Now, the graphical style has many detractors, and whilst A Link Between Worlds isn’t going to win any beauty contests, it gets the job done. Everything works fine. The 3D is probably the best for the system, and the game would be extremely difficult to play without it. The dungeons are much more vertical than before, and when I turned the 3D off I found it very hard to judge where I was…so, sorry 2DS owners, I fear that this game may be more or less unplayable for you. The music is wonderful, of course. It’s mostly made up of tracks from A Link to the Past, but the handful of new ones are great too.
A Link Between Worlds does so much right, but in the wrong world. I suppose in that sense it’s the opposite of Wind Waker, which was a much more technically flawed game but in a truly epic and magical setting.
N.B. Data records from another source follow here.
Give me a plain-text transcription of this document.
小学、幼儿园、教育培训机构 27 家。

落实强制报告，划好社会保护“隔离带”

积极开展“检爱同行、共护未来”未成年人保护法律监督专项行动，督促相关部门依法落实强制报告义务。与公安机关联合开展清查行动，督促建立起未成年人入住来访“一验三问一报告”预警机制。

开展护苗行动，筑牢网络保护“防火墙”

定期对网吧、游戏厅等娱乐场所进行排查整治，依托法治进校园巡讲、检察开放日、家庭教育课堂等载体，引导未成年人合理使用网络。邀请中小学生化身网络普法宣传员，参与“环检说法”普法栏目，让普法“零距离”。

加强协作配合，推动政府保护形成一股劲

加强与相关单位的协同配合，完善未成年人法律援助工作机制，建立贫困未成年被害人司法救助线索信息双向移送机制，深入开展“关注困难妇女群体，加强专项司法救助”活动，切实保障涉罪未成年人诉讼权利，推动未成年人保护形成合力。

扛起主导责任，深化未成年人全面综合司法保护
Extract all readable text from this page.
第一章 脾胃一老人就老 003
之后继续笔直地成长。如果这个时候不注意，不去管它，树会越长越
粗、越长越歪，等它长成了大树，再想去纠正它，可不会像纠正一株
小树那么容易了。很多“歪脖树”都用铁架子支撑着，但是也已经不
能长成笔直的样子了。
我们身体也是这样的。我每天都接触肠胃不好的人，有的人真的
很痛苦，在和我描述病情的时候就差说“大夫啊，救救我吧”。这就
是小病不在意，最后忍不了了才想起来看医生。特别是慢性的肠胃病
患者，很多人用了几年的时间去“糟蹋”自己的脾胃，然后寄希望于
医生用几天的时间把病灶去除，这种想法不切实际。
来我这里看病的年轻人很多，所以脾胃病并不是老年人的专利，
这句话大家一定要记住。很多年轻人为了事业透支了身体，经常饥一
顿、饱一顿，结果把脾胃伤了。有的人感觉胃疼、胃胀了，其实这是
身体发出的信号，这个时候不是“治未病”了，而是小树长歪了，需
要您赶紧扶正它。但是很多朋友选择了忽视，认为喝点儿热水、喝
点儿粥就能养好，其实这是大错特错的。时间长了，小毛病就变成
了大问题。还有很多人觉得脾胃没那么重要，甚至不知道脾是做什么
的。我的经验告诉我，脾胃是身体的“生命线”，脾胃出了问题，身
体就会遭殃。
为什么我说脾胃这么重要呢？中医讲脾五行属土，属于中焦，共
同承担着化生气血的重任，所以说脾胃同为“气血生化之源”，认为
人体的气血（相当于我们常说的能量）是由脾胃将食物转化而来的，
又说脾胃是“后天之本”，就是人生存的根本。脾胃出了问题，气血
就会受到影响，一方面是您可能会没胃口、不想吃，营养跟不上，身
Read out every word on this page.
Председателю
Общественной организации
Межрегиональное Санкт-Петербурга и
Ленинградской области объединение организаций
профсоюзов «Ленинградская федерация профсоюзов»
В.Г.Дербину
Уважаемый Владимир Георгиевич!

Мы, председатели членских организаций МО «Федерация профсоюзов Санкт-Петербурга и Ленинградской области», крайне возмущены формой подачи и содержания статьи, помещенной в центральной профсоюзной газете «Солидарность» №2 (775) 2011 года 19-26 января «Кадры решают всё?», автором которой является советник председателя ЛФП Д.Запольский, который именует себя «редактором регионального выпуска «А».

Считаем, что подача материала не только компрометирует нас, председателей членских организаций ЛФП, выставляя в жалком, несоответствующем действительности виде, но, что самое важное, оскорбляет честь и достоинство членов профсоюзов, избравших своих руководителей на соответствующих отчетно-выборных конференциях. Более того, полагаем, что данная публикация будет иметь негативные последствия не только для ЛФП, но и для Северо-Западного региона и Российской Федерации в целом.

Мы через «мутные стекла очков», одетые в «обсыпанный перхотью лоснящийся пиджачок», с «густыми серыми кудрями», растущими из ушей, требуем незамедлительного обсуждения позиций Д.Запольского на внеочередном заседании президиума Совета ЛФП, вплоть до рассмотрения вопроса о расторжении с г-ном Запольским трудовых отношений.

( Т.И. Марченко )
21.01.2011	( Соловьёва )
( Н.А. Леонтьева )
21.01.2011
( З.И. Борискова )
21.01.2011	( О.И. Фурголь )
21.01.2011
Being completely honest, A Link Between Worlds was, for me, an enjoyable but forgettable experience, something to tide me over until Zelda on Wii U. I’m well aware that this is mostly due to my personal tastes in Zelda games, and being objective A Link Between Worlds is a wonderfully crafted game, but it just wasn’t quite for me. So, I guess what I’m saying is that I didn’t love A Link Between Worlds, but don’t listen to me, because there’s a very good chance that you will.